Una signora che ha appena perso il marito e che ha un figlio rifugiato in Italia ha rispolverato il suo passato di maestra per fare un corso di alfabetizzazione per mamme musulmane. Vengono sempre con i bambini perché i mariti, i pochi rimasti, cercano di continuare un’attività o si arrangiano con qualche lavoro di sopravvivenza. Tra queste donne c’è ne una che non perde una lezione. La sua scelta è dettata da un messaggio consegnato ad un giovane che è stato assassinato.
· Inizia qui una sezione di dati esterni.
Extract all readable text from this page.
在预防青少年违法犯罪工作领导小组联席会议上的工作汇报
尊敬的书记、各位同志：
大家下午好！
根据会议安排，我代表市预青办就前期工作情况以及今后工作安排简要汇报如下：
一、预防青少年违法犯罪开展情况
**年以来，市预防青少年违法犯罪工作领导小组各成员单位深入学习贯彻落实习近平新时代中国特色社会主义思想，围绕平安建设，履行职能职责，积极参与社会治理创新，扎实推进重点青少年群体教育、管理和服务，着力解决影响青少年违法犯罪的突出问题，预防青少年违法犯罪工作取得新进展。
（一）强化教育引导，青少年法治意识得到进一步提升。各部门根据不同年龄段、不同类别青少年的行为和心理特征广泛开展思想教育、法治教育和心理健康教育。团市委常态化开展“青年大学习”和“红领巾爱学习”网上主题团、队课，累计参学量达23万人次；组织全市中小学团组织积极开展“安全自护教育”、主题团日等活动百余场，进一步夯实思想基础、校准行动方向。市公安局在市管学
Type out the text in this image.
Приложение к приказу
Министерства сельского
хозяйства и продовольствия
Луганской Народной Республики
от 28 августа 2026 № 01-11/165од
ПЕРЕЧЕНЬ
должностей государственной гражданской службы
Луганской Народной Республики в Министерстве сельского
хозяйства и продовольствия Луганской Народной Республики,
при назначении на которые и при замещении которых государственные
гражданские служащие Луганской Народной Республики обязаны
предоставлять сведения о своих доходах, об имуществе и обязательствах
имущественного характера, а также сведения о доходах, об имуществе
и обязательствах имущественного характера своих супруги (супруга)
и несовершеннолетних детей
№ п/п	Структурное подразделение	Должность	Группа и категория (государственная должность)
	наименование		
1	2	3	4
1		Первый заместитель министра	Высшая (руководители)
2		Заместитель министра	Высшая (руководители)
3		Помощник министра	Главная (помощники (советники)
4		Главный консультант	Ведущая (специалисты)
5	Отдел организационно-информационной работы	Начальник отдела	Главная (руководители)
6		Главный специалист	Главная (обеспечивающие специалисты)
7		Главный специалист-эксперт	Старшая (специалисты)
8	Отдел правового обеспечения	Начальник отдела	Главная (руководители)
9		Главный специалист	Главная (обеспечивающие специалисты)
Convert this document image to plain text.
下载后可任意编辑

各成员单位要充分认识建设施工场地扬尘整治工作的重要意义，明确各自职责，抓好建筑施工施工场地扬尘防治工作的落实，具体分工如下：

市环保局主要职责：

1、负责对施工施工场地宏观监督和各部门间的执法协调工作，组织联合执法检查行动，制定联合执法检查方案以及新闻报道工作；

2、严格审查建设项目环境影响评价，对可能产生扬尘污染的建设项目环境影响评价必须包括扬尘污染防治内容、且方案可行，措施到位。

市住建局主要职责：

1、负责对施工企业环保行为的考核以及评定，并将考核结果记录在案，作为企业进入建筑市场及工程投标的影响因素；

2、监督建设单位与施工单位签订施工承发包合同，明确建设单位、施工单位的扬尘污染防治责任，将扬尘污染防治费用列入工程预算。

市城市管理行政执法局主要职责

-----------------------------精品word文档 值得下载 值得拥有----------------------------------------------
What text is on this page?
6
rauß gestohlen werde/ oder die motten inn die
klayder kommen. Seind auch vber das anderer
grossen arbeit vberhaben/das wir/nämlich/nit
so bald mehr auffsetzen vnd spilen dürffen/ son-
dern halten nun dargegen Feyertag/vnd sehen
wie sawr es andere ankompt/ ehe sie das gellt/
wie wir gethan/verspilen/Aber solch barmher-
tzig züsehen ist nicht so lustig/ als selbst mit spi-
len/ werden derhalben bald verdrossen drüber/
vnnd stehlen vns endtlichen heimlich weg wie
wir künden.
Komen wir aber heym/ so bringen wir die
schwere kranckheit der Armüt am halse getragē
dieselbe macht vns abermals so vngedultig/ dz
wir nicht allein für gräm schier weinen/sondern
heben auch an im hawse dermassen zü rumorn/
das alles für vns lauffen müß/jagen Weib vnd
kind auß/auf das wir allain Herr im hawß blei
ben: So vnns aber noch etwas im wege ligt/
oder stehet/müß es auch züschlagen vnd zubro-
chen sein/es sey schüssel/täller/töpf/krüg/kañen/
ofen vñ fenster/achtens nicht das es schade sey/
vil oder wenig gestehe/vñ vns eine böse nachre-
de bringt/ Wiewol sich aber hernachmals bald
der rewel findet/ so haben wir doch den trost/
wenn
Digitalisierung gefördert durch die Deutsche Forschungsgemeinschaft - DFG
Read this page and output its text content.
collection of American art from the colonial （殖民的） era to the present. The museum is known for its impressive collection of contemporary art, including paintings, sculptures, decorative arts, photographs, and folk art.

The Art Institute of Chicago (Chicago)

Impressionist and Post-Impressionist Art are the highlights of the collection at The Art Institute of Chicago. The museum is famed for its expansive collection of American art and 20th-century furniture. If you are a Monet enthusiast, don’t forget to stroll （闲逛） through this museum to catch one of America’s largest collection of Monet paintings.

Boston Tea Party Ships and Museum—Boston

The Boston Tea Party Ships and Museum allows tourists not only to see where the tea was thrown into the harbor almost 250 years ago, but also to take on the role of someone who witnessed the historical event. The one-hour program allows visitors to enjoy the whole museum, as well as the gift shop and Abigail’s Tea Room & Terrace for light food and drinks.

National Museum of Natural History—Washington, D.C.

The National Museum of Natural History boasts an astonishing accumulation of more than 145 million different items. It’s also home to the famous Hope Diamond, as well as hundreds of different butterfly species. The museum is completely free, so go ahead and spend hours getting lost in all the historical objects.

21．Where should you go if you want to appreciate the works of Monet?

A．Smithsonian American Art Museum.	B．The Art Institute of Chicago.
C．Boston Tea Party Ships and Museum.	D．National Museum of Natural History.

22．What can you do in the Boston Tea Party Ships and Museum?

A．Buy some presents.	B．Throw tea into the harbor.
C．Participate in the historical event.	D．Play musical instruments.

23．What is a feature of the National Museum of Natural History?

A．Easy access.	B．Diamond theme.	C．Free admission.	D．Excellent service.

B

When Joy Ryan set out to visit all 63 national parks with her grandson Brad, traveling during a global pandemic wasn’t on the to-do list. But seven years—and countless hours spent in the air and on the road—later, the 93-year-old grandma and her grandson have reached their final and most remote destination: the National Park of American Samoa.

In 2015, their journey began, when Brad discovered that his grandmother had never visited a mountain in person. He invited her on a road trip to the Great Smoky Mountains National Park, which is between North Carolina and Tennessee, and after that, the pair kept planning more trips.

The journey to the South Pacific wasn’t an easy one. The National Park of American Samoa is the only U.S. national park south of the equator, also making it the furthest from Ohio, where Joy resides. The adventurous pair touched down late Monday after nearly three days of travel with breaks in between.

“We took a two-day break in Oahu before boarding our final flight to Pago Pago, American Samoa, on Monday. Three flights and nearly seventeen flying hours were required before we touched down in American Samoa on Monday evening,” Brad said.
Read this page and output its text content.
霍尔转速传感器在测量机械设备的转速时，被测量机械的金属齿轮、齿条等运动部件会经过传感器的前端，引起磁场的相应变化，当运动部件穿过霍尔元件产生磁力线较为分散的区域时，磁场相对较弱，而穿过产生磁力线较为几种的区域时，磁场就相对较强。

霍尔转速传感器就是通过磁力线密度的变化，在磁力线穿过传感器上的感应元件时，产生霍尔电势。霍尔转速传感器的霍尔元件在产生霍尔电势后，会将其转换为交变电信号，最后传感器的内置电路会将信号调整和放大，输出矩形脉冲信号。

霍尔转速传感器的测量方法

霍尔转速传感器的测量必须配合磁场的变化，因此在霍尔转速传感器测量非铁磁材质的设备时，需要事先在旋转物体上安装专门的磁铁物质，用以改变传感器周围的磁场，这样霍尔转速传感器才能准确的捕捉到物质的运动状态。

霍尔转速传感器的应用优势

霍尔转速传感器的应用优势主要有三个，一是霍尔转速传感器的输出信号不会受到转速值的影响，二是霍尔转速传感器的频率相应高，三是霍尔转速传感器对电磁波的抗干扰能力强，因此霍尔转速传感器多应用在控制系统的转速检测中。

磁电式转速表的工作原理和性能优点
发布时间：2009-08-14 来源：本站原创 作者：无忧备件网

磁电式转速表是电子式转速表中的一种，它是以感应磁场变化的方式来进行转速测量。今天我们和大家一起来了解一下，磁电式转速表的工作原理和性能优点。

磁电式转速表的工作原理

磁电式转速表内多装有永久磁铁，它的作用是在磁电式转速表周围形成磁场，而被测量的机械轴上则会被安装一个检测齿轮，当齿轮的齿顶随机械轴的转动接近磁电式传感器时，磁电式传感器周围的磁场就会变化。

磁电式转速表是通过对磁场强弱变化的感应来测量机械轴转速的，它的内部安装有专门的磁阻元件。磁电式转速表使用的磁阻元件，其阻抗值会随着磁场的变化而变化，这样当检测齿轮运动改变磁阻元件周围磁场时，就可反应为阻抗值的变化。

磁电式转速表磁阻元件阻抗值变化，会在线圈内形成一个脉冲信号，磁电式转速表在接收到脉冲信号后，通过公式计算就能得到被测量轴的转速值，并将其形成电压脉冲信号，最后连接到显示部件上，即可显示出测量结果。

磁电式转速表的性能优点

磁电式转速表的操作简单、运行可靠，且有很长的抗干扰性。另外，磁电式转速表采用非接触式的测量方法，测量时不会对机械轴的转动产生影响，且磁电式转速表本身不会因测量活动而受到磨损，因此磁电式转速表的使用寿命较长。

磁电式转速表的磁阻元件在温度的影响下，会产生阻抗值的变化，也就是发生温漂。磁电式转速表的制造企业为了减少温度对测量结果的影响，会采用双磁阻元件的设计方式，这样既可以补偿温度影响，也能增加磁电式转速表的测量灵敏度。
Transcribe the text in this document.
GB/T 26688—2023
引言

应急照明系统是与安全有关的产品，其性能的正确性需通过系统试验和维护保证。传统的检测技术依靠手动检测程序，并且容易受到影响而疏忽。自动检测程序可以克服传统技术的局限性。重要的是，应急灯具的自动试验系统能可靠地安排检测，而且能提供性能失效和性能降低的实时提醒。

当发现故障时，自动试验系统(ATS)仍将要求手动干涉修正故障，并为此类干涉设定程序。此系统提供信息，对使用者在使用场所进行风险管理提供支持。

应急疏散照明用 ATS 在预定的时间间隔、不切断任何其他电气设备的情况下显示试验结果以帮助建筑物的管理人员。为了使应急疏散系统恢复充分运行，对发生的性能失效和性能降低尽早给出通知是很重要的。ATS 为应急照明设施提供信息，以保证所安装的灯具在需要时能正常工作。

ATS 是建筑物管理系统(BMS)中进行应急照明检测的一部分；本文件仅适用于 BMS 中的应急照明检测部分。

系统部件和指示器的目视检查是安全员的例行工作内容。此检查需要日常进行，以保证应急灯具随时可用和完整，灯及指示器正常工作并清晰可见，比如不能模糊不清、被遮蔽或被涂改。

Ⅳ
Dopo mesi ha scoperto che in quel biglietto era scritta la condanna a morte di chiunque lo avesse tenuto in mano. “Se avessi saputo leggere – continua a ripetere – avrei risparmiato una vita”.
Si muore anche così ad Aleppo, per un biglietto di cui non si conosce il contenuto e si muore in maniera più cruenta nei campi alla periferia della capitale, nei quartieri delle città diventati tiro al bersaglio tra cecchini governativi e fondamentalisti. Si fugge da questo orrore. Si fugge perché si vuole vivere.